Menurut Pengacara Tiga Pilar Robin Riduan, keduanya sempat ditahan di Mabes Polri sejak Selasa, 9 Juli 2019. Keduanya bisa keluar dari tahanan setelah Ninik Dewi Vidiana, kakak kandung Joko dan Budhi, mengajukan surat penangguhan penahanan. Ninik juga bersedia menjadi penjamin Joko dan Budhi.
Selain Ninik, Ail Amir & Law Firm Associate juga mengajukan surat permohonan penangguhan penahanan atas nama Joko dan Budhi kepada Direktur Tindak Pidana Umum Bareskrim Polri. "Informasi yang kami dengar memang begitu. Namun kami belum tahu secara resmi," kata dia kepada KONTAN, Minggu (14/7).
Meski penahanannya ditangguhkan, kata Robin, keduanya masih berstatus tersangka. Joko dan Budhi juga dikenakan wajib lapor pada Senin dan Kamis. Selain itu, keduanya dilarang bepergian ke luar kota tanpa izin.
KONTAN sudah berupaya mengonfirmasi mereka dan pengacaranya. Namun sampai berita ini naik cetak, pihak Joko dan Budhi belum bersedia memberikan konfirmasi terkait penangguhan tahanan tersebut.
Sebelumnya, Joko dan Budhi ditahan Bareskrim Polri. Keduanya menjadi tersangka atas kasus dugaan penggelapan, penipuan dan pencucian uang. "Ini terkait dengan laporan kami, tentang dugaan penggelapan deposito PT Putra Taro Paloma senilai Rp 20 miliar di BRI Syariah," ungkap Michael Hadylaya, Sekretaris Perusahaan Tiga Pilar, kepada KONTAN, Jumat (12/7).

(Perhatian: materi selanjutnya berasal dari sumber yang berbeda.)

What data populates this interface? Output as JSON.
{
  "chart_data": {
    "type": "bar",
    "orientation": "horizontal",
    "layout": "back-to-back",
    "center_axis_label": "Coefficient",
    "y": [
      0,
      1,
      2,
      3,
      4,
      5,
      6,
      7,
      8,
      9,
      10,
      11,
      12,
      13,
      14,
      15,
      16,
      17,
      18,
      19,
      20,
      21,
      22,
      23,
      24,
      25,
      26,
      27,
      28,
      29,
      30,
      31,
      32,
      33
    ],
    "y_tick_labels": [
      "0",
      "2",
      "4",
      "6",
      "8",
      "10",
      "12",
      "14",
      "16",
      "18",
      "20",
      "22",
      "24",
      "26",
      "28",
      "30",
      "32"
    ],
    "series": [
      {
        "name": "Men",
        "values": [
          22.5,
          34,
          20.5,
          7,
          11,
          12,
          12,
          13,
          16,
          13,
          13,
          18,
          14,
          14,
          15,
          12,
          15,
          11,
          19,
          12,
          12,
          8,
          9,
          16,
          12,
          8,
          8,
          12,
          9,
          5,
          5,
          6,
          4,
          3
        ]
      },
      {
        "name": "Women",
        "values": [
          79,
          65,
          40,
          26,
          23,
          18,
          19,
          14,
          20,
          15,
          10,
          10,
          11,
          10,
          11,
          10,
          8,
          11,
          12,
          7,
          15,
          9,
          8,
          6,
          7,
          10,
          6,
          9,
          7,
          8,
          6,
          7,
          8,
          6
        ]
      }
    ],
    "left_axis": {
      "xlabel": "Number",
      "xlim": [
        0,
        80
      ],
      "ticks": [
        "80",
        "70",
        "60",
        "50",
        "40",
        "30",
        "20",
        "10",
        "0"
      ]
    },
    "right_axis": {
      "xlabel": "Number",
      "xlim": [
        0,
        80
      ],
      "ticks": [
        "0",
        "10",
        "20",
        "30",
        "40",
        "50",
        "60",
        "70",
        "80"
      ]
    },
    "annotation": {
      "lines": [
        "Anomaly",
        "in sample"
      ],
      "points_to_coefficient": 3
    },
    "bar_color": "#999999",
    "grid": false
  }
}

Joko dilaporkan telah melanggar Pasal 378 KUHP Jo Pasal 56, Pasal 372 KUHP, dan Pasal 5 UU No. 8/2010 tentang Tindak Pidana Pencucian Uang. Sedangkan Budhi dijerat Pasal 378 KUHP, Pasal 372 KUHP, dan Pasal 3 UU No. 8/2010 tentang Tindak Pidana Pencucian Uang (Harian KONTAN, 13 Juli 2019).
Nah, penangguhan penahanan ini disesalkan oleh investor ritel AISA. Ketua Forum Investor Ritel AISA Deni Alfianto Amris menilai, kasus AISA seharusnya menjadi momentum bagi Otoritas Jasa Keuangan (OJK) untuk menunjukkan integritasnya. Apalagi, kasus ini sudah masuk ranah hukum. "OJK seharusnya bisa pro aktif karena sudah punya senjata berupa POJK nomor 22/2015," ujar Deni, kemarin.

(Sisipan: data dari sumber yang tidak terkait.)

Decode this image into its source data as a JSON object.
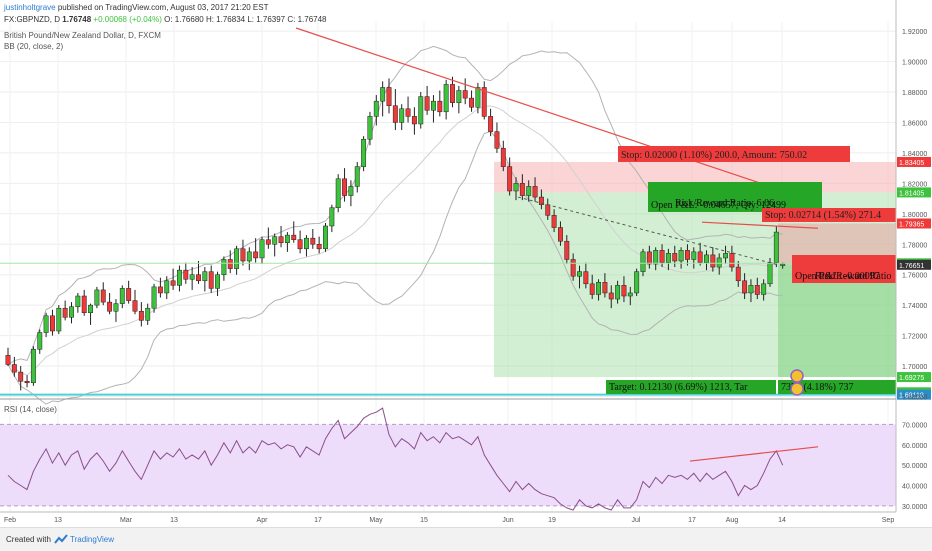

POJK No 22 tentang Penyidikan Tindak Pidana di Sektor Jasa Keuangan menjelaskan beberapa poin. Salah satunya adalah kewenangan OJK menyidik dugaan tindak pidana pasar modal.
Penyidik OJK sesuai kewenangannya bisa menyampaikan hasil penyidikan kepada jaksa untuk kemudian dilakukan penuntutan. "Kasus AISA merupakan delik umum. OJK seharusnya pro aktif berkolaborasi dengan penyidik Polri. Kasus ini sudah terang benderang" jelas Deni.
Deni menuturkan, penangguhan penahanan ini berimplikasi menimbulkan ketidakpercayaan terhadap penanganan kasus tindak pidana di pasar modal. "Kepastian hukum nol," tegas dia.
Deputi Komisioner Pengawas Pasar Modal II OJK Fahri Hilmi belum memberi tanggapan sejauh mana OJK mengimplementasikan POJK di kasus ini.